Paper X compares acquisition performance of two multiple-antenna based code acquisition schemes with the same implementation complexity. Both systems employ m receive antennas and an equal number of correlating elements. Performance of the two-dimensional delay-angle scheme (i.e., beamforming technique) and a one-dimensional code acquisition scheme exploiting antenna-diversity are compared. Operation in frequency nonselective fast Rayleigh fading channels is assumed. Interference is modelled as spatially and temporarily white.

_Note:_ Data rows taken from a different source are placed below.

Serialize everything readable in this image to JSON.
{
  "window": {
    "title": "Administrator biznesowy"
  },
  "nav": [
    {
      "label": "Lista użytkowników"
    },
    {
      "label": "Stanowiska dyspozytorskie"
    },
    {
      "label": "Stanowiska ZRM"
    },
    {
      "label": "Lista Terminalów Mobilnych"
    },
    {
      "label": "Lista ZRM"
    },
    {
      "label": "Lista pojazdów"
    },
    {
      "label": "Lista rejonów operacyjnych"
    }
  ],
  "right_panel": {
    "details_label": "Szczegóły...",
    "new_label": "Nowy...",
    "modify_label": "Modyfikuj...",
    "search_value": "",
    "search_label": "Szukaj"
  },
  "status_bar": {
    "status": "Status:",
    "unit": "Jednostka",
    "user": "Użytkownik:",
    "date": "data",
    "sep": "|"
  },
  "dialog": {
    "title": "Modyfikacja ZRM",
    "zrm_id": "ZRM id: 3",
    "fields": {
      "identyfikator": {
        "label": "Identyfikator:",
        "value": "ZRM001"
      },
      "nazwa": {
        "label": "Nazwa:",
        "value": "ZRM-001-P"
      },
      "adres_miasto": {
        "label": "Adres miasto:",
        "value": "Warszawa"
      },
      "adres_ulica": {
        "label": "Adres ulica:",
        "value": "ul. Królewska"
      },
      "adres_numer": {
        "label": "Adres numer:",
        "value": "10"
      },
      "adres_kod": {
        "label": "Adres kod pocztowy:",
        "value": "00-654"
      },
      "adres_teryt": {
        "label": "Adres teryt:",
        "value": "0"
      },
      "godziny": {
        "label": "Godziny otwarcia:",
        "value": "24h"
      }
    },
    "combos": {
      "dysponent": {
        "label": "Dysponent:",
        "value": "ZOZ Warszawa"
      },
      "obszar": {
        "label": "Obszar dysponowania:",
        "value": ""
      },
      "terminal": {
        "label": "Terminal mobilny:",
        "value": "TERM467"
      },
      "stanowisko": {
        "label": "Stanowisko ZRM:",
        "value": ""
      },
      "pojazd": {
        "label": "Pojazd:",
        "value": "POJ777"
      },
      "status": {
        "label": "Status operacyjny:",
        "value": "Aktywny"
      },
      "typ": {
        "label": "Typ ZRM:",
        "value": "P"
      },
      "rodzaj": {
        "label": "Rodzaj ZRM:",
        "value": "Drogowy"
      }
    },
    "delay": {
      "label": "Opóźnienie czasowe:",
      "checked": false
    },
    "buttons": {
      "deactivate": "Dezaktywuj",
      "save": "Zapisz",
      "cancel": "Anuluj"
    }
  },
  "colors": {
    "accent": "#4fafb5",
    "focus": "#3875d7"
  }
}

a) Code acquisition with diversity antennas: A receiver with enough antenna interelement separation as to guarantee an independent fading processes on each of the m branches is considered. Associated with each branch there is a noncoherent correlator. The outputs of the correlators are combined to form a decision variable y that is compared to a given threshold. Acquisition performance is assessed by first computing the values of PFA and PD. These probabilities are obtained by taking into account that the pdf of the decision variable y follows a central or noncentral chi-square distribution with 2m degrees of freedom, depending on whether the cell being tested corresponds to a nonsynchro or synchro position, respectively. The probability PFA is obtained numerically while PD is computed as the average probability of detection resulting from a large number of realizations of the (1 x m) channel. Due to the complexity of the averaging process for providing exact results, performance measures for this case are obtained by resorting to some approximations.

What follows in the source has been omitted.